Once at Allerdale Hall, the reminders that there is a story at stake continue apace. For example, upon stepping into the Hall for the very first time, Thomas asks his new wife if the place looks ‘the part’. With its sinking floor, tattered roof, and creaking skeleton, how can it not? Soon after, in an attempt to discover what has transpired sexually between her brother and Edith, Lucille attempts to shock by showing her an erotic fore-edge illustration on a book in the library. They sit surrounded by piles of books as the new bride confirms her husband has been ‘very respectful of her mourning’. It is also not for nothing that Edith makes real contact with a ghost in the house for the first time after her first physically passionate encounter with Thomas – a moment that is played out, and abruptly ended, on a writing desk. As her naivety diminishes, she truly begins to make progress with her story.

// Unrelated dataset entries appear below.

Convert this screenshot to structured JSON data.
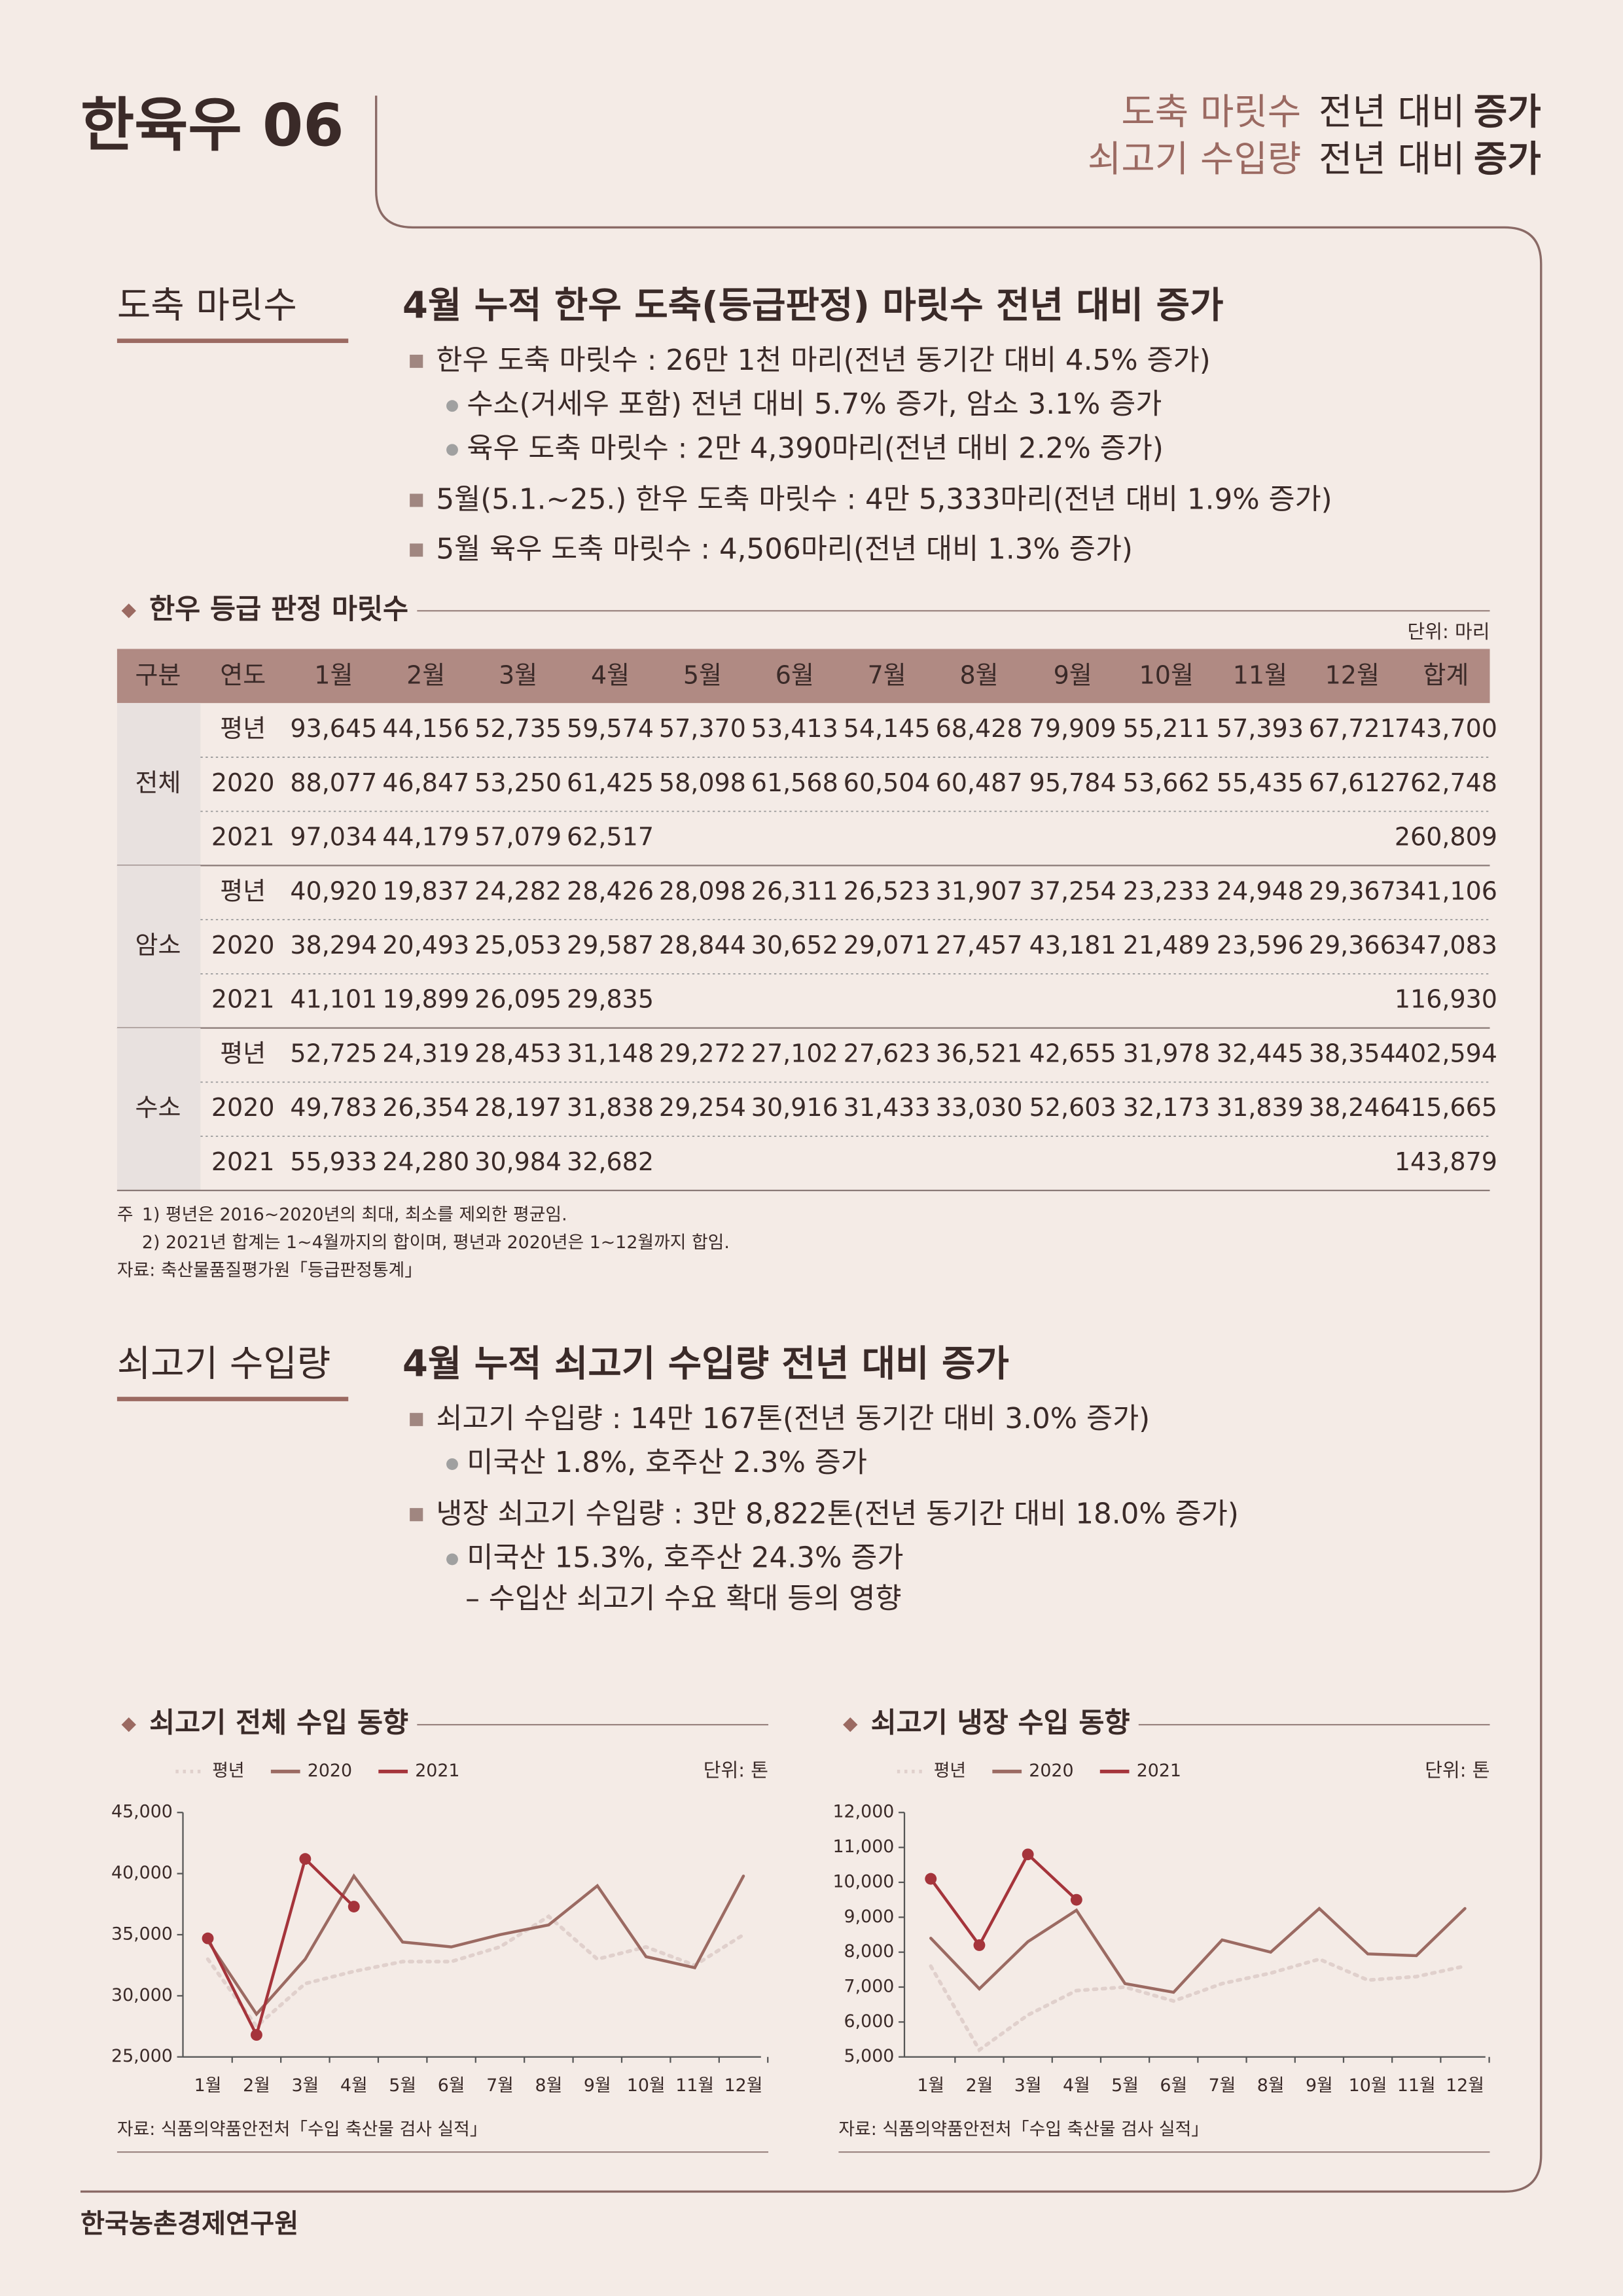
{
  "header": {
    "title": "한육우 06",
    "lines": [
      [
        "도축 마릿수",
        "전년 대비",
        "증가"
      ],
      [
        "쇠고기 수입량",
        "전년 대비",
        "증가"
      ]
    ]
  },
  "section1": {
    "label": "도축 마릿수",
    "headline": "4월 누적 한우 도축(등급판정) 마릿수 전년 대비 증가",
    "bullets": [
      {
        "text": "한우 도축 마릿수 : 26만 1천 마리(전년 동기간 대비 4.5% 증가)",
        "subs": [
          {
            "text": "수소(거세우 포함) 전년 대비 5.7% 증가, 암소 3.1% 증가"
          },
          {
            "text": "육우 도축 마릿수 : 2만 4,390마리(전년 대비 2.2% 증가)"
          }
        ]
      },
      {
        "text": "5월(5.1.~25.) 한우 도축 마릿수 : 4만 5,333마리(전년 대비 1.9% 증가)",
        "subs": []
      },
      {
        "text": "5월 육우 도축 마릿수 : 4,506마리(전년 대비 1.3% 증가)",
        "subs": []
      }
    ]
  },
  "table": {
    "title": "한우 등급 판정 마릿수",
    "unit": "단위: 마리",
    "headers": [
      "구분",
      "연도",
      "1월",
      "2월",
      "3월",
      "4월",
      "5월",
      "6월",
      "7월",
      "8월",
      "9월",
      "10월",
      "11월",
      "12월",
      "합계"
    ],
    "groups": [
      {
        "name": "전체",
        "rows": [
          {
            "year": "평년",
            "values": [
              "93,645",
              "44,156",
              "52,735",
              "59,574",
              "57,370",
              "53,413",
              "54,145",
              "68,428",
              "79,909",
              "55,211",
              "57,393",
              "67,721"
            ],
            "total": "743,700"
          },
          {
            "year": "2020",
            "values": [
              "88,077",
              "46,847",
              "53,250",
              "61,425",
              "58,098",
              "61,568",
              "60,504",
              "60,487",
              "95,784",
              "53,662",
              "55,435",
              "67,612"
            ],
            "total": "762,748"
          },
          {
            "year": "2021",
            "values": [
              "97,034",
              "44,179",
              "57,079",
              "62,517"
            ],
            "total": "260,809"
          }
        ]
      },
      {
        "name": "암소",
        "rows": [
          {
            "year": "평년",
            "values": [
              "40,920",
              "19,837",
              "24,282",
              "28,426",
              "28,098",
              "26,311",
              "26,523",
              "31,907",
              "37,254",
              "23,233",
              "24,948",
              "29,367"
            ],
            "total": "341,106"
          },
          {
            "year": "2020",
            "values": [
              "38,294",
              "20,493",
              "25,053",
              "29,587",
              "28,844",
              "30,652",
              "29,071",
              "27,457",
              "43,181",
              "21,489",
              "23,596",
              "29,366"
            ],
            "total": "347,083"
          },
          {
            "year": "2021",
            "values": [
              "41,101",
              "19,899",
              "26,095",
              "29,835"
            ],
            "total": "116,930"
          }
        ]
      },
      {
        "name": "수소",
        "rows": [
          {
            "year": "평년",
            "values": [
              "52,725",
              "24,319",
              "28,453",
              "31,148",
              "29,272",
              "27,102",
              "27,623",
              "36,521",
              "42,655",
              "31,978",
              "32,445",
              "38,354"
            ],
            "total": "402,594"
          },
          {
            "year": "2020",
            "values": [
              "49,783",
              "26,354",
              "28,197",
              "31,838",
              "29,254",
              "30,916",
              "31,433",
              "33,030",
              "52,603",
              "32,173",
              "31,839",
              "38,246"
            ],
            "total": "415,665"
          },
          {
            "year": "2021",
            "values": [
              "55,933",
              "24,280",
              "30,984",
              "32,682"
            ],
            "total": "143,879"
          }
        ]
      }
    ],
    "notes_label": "주",
    "notes": [
      "1) 평년은 2016~2020년의 최대, 최소를 제외한 평균임.",
      "2) 2021년 합계는 1~4월까지의 합이며, 평년과 2020년은 1~12월까지 합임."
    ],
    "source": "자료: 축산물품질평가원「등급판정통계」"
  },
  "section2": {
    "label": "쇠고기 수입량",
    "headline": "4월 누적 쇠고기 수입량 전년 대비 증가",
    "bullets": [
      {
        "text": "쇠고기 수입량 : 14만 167톤(전년 동기간 대비 3.0% 증가)",
        "subs": [
          {
            "text": "미국산 1.8%, 호주산 2.3% 증가"
          }
        ]
      },
      {
        "text": "냉장 쇠고기 수입량 : 3만 8,822톤(전년 동기간 대비 18.0% 증가)",
        "subs": [
          {
            "text": "미국산 15.3%, 호주산 24.3% 증가",
            "dash": "– 수입산 쇠고기 수요 확대 등의 영향"
          }
        ]
      }
    ]
  },
  "chart_data": [
    {
      "type": "line",
      "title": "쇠고기 전체 수입 동향",
      "unit": "단위: 톤",
      "source": "자료: 식품의약품안전처「수입 축산물 검사 실적」",
      "categories": [
        "1월",
        "2월",
        "3월",
        "4월",
        "5월",
        "6월",
        "7월",
        "8월",
        "9월",
        "10월",
        "11월",
        "12월"
      ],
      "series": [
        {
          "name": "평년",
          "color": "#e0d0cc",
          "style": "dotted",
          "values": [
            33000,
            27500,
            31000,
            32000,
            32800,
            32800,
            34000,
            36500,
            33000,
            34000,
            32500,
            35000
          ]
        },
        {
          "name": "2020",
          "color": "#9b6a62",
          "values": [
            34500,
            28500,
            33000,
            39800,
            34400,
            34000,
            35000,
            35800,
            39000,
            33200,
            32300,
            39800
          ]
        },
        {
          "name": "2021",
          "color": "#a5343b",
          "markers": true,
          "values": [
            34700,
            26800,
            41200,
            37300,
            null,
            null,
            null,
            null,
            null,
            null,
            null,
            null
          ]
        }
      ],
      "ylim": [
        25000,
        45000
      ],
      "yticks": [
        {
          "value": 25000,
          "label": "25,000"
        },
        {
          "value": 30000,
          "label": "30,000"
        },
        {
          "value": 35000,
          "label": "35,000"
        },
        {
          "value": 40000,
          "label": "40,000"
        },
        {
          "value": 45000,
          "label": "45,000"
        }
      ]
    },
    {
      "type": "line",
      "title": "쇠고기 냉장 수입 동향",
      "unit": "단위: 톤",
      "source": "자료: 식품의약품안전처「수입 축산물 검사 실적」",
      "categories": [
        "1월",
        "2월",
        "3월",
        "4월",
        "5월",
        "6월",
        "7월",
        "8월",
        "9월",
        "10월",
        "11월",
        "12월"
      ],
      "series": [
        {
          "name": "평년",
          "color": "#e0d0cc",
          "style": "dotted",
          "values": [
            7600,
            5200,
            6200,
            6900,
            7000,
            6600,
            7100,
            7400,
            7800,
            7200,
            7300,
            7600
          ]
        },
        {
          "name": "2020",
          "color": "#9b6a62",
          "values": [
            8400,
            6950,
            8300,
            9200,
            7100,
            6850,
            8350,
            8000,
            9250,
            7950,
            7900,
            9250
          ]
        },
        {
          "name": "2021",
          "color": "#a5343b",
          "markers": true,
          "values": [
            10100,
            8200,
            10800,
            9500,
            null,
            null,
            null,
            null,
            null,
            null,
            null,
            null
          ]
        }
      ],
      "ylim": [
        5000,
        12000
      ],
      "yticks": [
        {
          "value": 5000,
          "label": "5,000"
        },
        {
          "value": 6000,
          "label": "6,000"
        },
        {
          "value": 7000,
          "label": "7,000"
        },
        {
          "value": 8000,
          "label": "8,000"
        },
        {
          "value": 9000,
          "label": "9,000"
        },
        {
          "value": 10000,
          "label": "10,000"
        },
        {
          "value": 11000,
          "label": "11,000"
        },
        {
          "value": 12000,
          "label": "12,000"
        }
      ]
    }
  ],
  "footer": "한국농촌경제연구원"
}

My favourite moment, however, comes when Lucille, having been discovered in flagrante with her brother and having literally forced matters to a head, stands calmly in front of the fire reading Edith’s manuscript. ‘You thought you were a writer’, Lucille observes disparagingly. ‘You have nothing to live for now,’ she says, as Edith prevaricates over signing the papers that are essentially her death warrant, and then throws the entire manuscript into the fire. It is in that moment that Edith fully realises her power as a writer and takes control of the situation. Her story is internalised, it is powerful, and it is hers. As Lucille herself is finally able to speak her truth, to assert her narrative, explaining about her baby and the ‘monstrous love’ she bears her brother, Edith formulates a plan; she has already palmed the pen, the very tool of writing, and sees what must be done. And do it she does. Right in Lucille’s chest.

All along, Lucille’s has been the main rival to Edith’s narrative. In the end, however, Edith has the better story and, moreover, she has imagination whereas Lucille, worn down by abuse as a child and desperation as an adult, is simply mad (the madwoman in the attic is a very gothic trope indeed). Make no mistake, our heroine wants romance but in an older sense of the word; in the sense of tall tales and faraway lands, and of tales in her own language and not that of the society that has never taken her seriously. She is dismissed by Mrs McMichaels as being set for spinsterhood and Ogilvy, the editor she shows her work to, focuses on its presentation rather than the story itself. She has yearned for opportunities to shape her work and when she crosses the path of a woman who has lived a life full of such opportunities, with Lucille, finally she can really get her teeth into it. Opportunity plus Imagination equals Victory, and so her narrative prevails.

The movie pretty much begins and ends with the close up of our heroine’s wounded, tearful, exhausted face. If you pay attention, you can see she begins to smile. As we listen to Edith’s monologue, which is, not incidentally, suggestive of someone composing the opening paragraph of a novel, we know she finally has what she has always wanted She has her story.